By glancing at your pictures I don't see anything that doesn't look like regular equipment on a 1931 "GP". There could still be something different about your tractor though. Your one picture shows the fuel tank. Does it have two round holes in it, or does it have a small threaded hole and a larger oval for the fuel? This is one of the changes that happened at 226402 according to the parts books. That's not to say it didn't happen to some earlier tractors.
The most evident changes at 226402 were made to the cooling system and fuel tank. The radiator was made taller to increase cooling capacity. The early radiator sides have a C257R casting number and the sides after the change were C1910R and C1911R. The core and other associated parts were also changed. When Deere increased the bore of the tractor to 6" they must have found out that the cooling system was not up to the task with the extra power and the elimination of the water injection system.
The fuel tank design was, in my opinion, a change made for safety more than anything. The tanks previous to 226402 have a small threaded cap for the gasoline portion of the tank and a large oval opening for the main fuel tank. The main tank takes the same cap as the radiator. This designed started with the first "D"s that came out. I believe the oval opening was to allow fuel (kerosene, tractor fuel, etc.) to be poured out of a bucket without using a funnel. The new fuel tank had the familiar round caps that were used on all of the later tractors.
The most important addition to the fuel tank was the addition of a heat shield like one of the previous posters stated. This consisted of two pieces of sheet metal with and "air gap" in between them spot welded together. This shield sat underneath the fuel tank. Sandwiched between the top of the shield an the tank was a sheet of asbestos insulation. This whole assembly was to prevent engine and manifold heat from boiling the fuel in the tank which was a safety and performance concern. I have personally witnessed an early 6" bore "GP" without these updates, boiling the gasoline in the sediment bowl.
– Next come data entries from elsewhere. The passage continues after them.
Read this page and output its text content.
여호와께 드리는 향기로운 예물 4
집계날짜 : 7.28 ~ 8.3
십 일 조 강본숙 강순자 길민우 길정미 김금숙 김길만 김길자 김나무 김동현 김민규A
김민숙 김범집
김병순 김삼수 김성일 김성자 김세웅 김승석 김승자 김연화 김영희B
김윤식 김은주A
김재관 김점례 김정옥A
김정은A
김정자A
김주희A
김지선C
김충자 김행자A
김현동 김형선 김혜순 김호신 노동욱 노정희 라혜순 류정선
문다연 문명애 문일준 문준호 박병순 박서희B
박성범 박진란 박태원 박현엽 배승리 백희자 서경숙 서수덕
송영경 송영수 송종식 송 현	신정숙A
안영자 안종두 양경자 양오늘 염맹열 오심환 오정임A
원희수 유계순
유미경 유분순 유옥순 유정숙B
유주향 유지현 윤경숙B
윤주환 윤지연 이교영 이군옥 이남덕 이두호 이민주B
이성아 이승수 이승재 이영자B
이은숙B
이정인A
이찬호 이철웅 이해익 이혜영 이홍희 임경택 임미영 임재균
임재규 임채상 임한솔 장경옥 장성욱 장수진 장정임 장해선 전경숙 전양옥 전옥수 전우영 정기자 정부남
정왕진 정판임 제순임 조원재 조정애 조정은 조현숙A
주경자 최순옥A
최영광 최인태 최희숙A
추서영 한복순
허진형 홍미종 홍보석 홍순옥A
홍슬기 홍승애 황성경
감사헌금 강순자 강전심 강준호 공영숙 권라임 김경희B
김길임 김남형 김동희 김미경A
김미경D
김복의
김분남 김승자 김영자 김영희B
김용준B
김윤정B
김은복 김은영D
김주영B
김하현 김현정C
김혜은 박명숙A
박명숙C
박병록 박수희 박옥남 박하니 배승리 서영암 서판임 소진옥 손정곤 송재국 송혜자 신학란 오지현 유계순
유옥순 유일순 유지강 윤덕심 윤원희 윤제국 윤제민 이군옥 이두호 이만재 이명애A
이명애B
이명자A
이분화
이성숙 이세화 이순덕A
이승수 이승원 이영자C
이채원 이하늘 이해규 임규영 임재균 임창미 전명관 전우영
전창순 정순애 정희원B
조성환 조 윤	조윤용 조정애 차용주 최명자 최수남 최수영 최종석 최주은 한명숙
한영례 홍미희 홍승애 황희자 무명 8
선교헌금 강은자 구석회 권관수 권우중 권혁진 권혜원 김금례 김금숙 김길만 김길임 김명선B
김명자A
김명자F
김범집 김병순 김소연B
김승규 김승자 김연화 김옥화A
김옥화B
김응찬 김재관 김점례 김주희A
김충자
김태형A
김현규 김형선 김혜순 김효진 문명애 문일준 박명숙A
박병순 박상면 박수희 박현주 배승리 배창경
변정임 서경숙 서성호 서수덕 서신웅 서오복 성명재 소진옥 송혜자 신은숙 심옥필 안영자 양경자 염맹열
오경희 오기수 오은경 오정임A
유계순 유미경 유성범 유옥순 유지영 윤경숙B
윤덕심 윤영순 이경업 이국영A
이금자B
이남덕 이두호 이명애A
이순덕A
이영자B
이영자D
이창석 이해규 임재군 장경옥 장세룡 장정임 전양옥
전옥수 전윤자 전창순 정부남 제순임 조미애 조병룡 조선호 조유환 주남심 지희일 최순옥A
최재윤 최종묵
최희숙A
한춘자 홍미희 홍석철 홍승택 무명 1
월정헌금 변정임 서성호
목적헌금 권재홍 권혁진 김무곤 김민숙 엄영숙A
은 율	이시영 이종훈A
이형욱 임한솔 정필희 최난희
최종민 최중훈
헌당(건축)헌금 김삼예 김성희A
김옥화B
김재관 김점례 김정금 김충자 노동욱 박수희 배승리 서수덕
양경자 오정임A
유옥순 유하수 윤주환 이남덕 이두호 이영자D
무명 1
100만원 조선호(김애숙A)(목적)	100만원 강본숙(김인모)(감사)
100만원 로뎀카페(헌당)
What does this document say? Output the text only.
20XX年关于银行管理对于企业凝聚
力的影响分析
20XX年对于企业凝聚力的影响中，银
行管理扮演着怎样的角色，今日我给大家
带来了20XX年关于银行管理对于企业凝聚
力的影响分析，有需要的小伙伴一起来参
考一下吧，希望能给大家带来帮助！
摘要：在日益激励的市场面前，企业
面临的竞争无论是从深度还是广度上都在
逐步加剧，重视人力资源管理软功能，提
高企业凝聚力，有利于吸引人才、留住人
Talk about scary! The tank on the early tractors sits very close to the manifold and engine and working the tractor hard would tend to have this effect.
Other minor things were also changed at 226402 but they are mostly internal such as the pistons. One other thing you might want to check is the casting number of your final drive housings. This is located right below the brake drum. The housings were changed to the final design at 225841 so that is another possibility for an update to your tractor.